DENVER - The average person may not see any immediate changes in their personal finances due to Wednesday's interest rate hike. However, one of the biggest concerns is how it will affect the housing market.
"It would make sense to me that if housing interest rates were increased on mortgages, that means it would take people longer to pay off their mortgages," said Riley Tinkham, who is against the rate hike.
Jeff Hawks, a broker and vice chairman for ARA Newmark, said if you already have a mortgage, you are most likely locked into your rate. But if you are looking to buy a new house in the near future, the hike may mean you may have to look at cheaper homes.

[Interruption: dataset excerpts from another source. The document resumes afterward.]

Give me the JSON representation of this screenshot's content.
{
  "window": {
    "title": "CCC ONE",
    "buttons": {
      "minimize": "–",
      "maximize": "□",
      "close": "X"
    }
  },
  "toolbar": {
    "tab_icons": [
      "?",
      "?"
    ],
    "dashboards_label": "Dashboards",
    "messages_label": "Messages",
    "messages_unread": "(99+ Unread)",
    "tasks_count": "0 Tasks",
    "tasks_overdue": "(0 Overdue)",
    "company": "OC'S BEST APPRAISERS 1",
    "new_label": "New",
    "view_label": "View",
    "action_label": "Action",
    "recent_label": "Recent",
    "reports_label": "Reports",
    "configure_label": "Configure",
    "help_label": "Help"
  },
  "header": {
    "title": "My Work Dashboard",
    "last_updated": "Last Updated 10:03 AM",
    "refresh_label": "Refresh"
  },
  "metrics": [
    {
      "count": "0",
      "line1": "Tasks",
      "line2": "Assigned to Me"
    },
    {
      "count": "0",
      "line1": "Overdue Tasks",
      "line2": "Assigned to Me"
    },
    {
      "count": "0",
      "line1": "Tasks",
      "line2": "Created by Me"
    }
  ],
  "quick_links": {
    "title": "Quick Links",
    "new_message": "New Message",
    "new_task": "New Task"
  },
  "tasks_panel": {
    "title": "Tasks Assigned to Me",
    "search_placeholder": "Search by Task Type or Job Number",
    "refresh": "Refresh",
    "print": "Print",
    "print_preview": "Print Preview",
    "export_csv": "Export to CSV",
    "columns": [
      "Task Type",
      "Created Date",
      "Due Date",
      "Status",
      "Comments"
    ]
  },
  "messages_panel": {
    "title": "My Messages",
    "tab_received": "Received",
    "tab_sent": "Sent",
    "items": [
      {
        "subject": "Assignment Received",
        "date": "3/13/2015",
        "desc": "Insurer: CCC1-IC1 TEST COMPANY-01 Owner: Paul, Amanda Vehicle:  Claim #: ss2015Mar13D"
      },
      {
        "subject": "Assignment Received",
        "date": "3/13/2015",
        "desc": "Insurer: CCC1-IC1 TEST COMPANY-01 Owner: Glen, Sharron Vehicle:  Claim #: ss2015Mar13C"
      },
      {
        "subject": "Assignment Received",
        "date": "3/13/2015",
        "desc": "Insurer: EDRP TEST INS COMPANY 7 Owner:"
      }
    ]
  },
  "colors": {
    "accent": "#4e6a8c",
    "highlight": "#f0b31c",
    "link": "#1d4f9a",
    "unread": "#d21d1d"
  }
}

"Your payment per month is determined by your income," said Hawks. "If your interest rate goes up a little bit, that payment goes up a little bit, which doesn't allow you to qualify for a loan, so you'll have to buy a home at a lower price."
Hawks said most lenders made moves months ago in anticipation of Wednesday's hike, so the only people who really have to worry are big borrowers. "It doesn't affect any long-term 10, 20, 30-year loans."
And, for folks on a fixed income, Hawks said the rate hike could be a benefit.
"Now, a lot of my friends who are retired are getting 1 percent [interest rate], which means if you have a million dollars, and you thought you would be getting $60,000 to $70,000 a year off your certificate of deposit, now you are getting $10,000 to $15,000," said Hawks. "It's a big difference for those who are retired."
The Federal Reserve's action shows it believes the economy is finally strong enough to withstand higher borrowing rates. Federal leaders are projecting the benchmark rate will rise to around 1.4 percent by the end of next year.
This is the first time the interest rate has been raised in years. The rate has remained near zero since 2008. It is going up one-quarter of a percent.